Prison unrest spreads across the country

Prisoners in at least nine jails yesterday staged protests about the conditions in which they are being held, prompting riot police to move into Korydallos Prison, Greece’s largest jail, in Athens to quell a demonstration amid fears that some inmates were trying to escape. In one of the widest protests of its kind, prisoners at Diavata Prison in Thessaloniki, Aghios Stefanos Jail in Patras as well as facilities in Trikala, Komotini, Hania, Larissa and on the island of Corfu refused to eat or to return to their cells. In some cases, such as at Korydallos, inmates climbed onto the roof of the prison. Prison guards had earlier prevented convicts from using the exercise yards because they feared copycat protests. Some inmates, however, made it onto the roof and began tearing down barbed-wire fences. Riot police used tear gas to force the prisoners back into the jail. Seven inmates were slightly injured in the process. The demonstrations were sparked by a protest at the maximum-security Malandrino Prison in central Greece that began on Monday. Prisoners there refused to return to their cells and then went onto the roof and began voicing demands. They said that they were protesting conditions at the jail. They also alleged that prison guards had beaten one of the inmates. Authorities denied the claims. The inmate in question, Yiannis Dimitrakis, is one of the highest-profile prisoners at the jail. The 29-year-old was one of the so-called «robbers in black» that staged an armed robbery on a National Bank branch in central Athens last January that led to three people being injured in the ensuing shootout. Some 460 people are being held in Malandrino, which only has a capacity of 280 inmates. Almost all of the inmates had climbed onto the roof yesterday. They demanded better conditions and the reduction of life sentences to 12-year terms and changes to other sentences.
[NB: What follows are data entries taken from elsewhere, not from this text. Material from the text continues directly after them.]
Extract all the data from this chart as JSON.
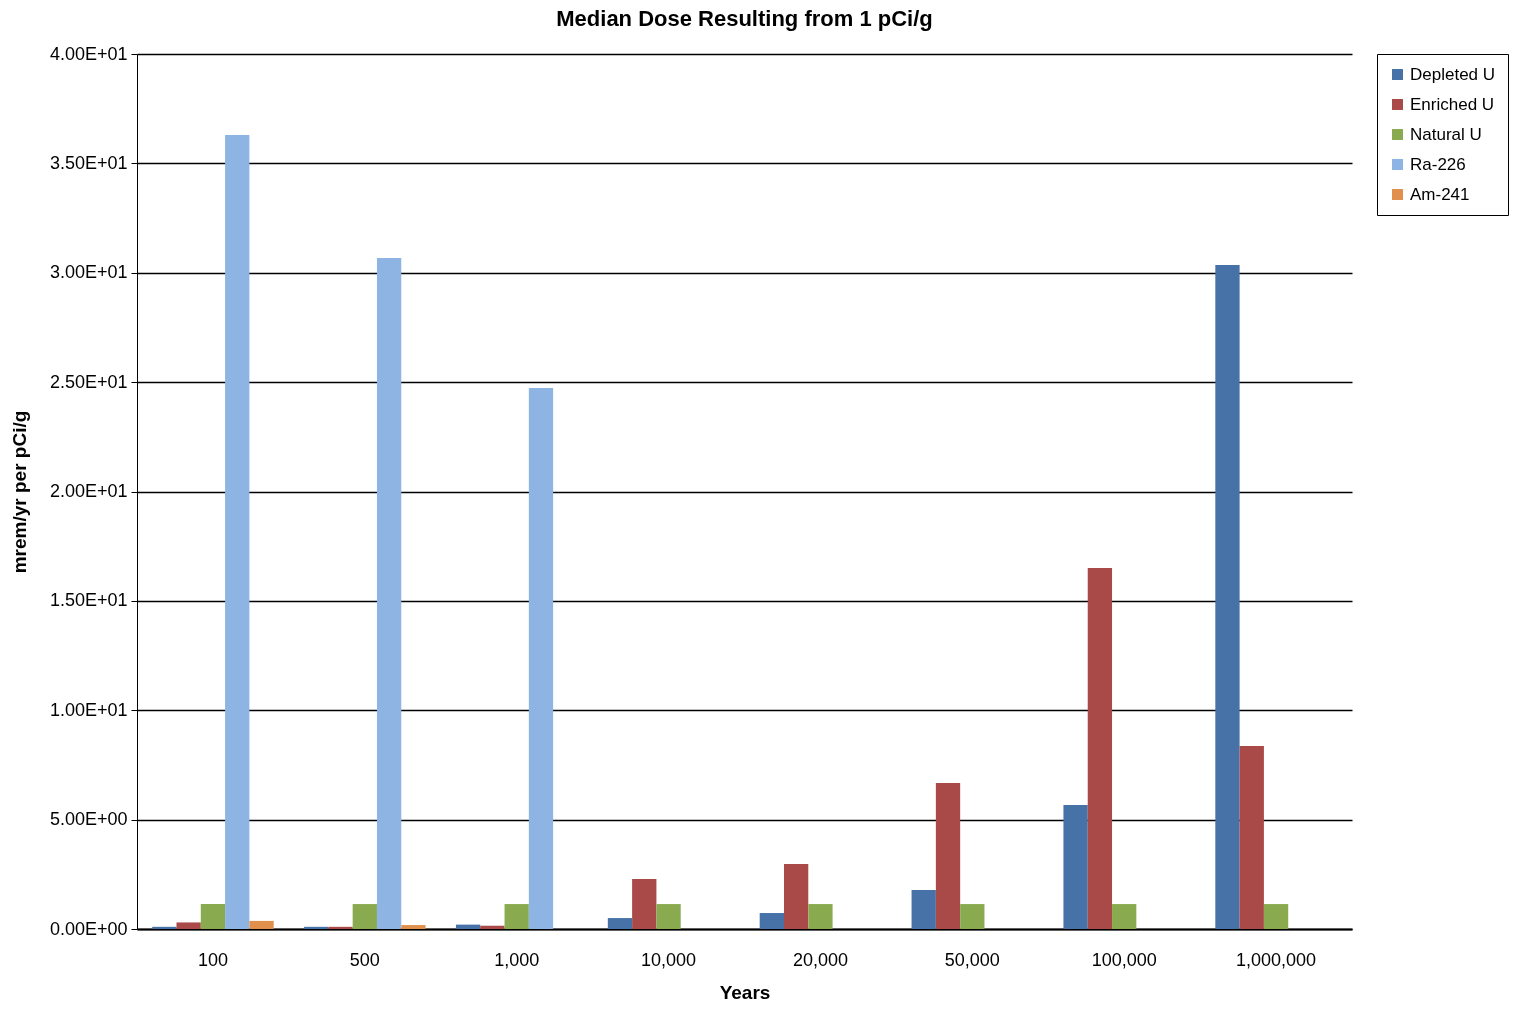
{
  "chart_data": {
    "type": "bar",
    "title": "Median Dose Resulting from 1 pCi/g",
    "xlabel": "Years",
    "ylabel": "mrem/yr per pCi/g",
    "categories": [
      "100",
      "500",
      "1,000",
      "10,000",
      "20,000",
      "50,000",
      "100,000",
      "1,000,000"
    ],
    "series": [
      {
        "name": "Depleted U",
        "color": "#4672a8",
        "values": [
          0.1,
          0.1,
          0.2,
          0.5,
          0.73,
          1.78,
          5.67,
          30.35
        ]
      },
      {
        "name": "Enriched U",
        "color": "#a94a48",
        "values": [
          0.3,
          0.1,
          0.15,
          2.29,
          2.97,
          6.67,
          16.5,
          8.37
        ]
      },
      {
        "name": "Natural U",
        "color": "#8aaa4f",
        "values": [
          1.14,
          1.14,
          1.14,
          1.14,
          1.14,
          1.14,
          1.14,
          1.14
        ]
      },
      {
        "name": "Ra-226",
        "color": "#8eb4e3",
        "values": [
          36.3,
          30.67,
          24.73,
          null,
          null,
          null,
          null,
          null
        ]
      },
      {
        "name": "Am-241",
        "color": "#e0904c",
        "values": [
          0.37,
          0.18,
          null,
          null,
          null,
          null,
          null,
          null
        ]
      }
    ],
    "ylim": [
      0,
      40
    ],
    "yticks": [
      {
        "value": 0,
        "label": "0.00E+00"
      },
      {
        "value": 5,
        "label": "5.00E+00"
      },
      {
        "value": 10,
        "label": "1.00E+01"
      },
      {
        "value": 15,
        "label": "1.50E+01"
      },
      {
        "value": 20,
        "label": "2.00E+01"
      },
      {
        "value": 25,
        "label": "2.50E+01"
      },
      {
        "value": 30,
        "label": "3.00E+01"
      },
      {
        "value": 35,
        "label": "3.50E+01"
      },
      {
        "value": 40,
        "label": "4.00E+01"
      }
    ],
    "grid": "y",
    "legend": "right"
  }
}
Justice Minister Anastassis Papaligouras acknowledged that the facilities at Greek prisons had to be improved but he said there was no room for debate on sentencing. «The government will not negotiate upholding the law… but we are willing to listen to prisoners’ grievances,» he said. Overcrowding is a feature of most Greek jails. The government has so far completed one of the five new jails that are being built to ease the problem. Greece is also financing the construction of a new prison in Albania so Albanian nationals can serve their sentences there rather than in Greek institutions.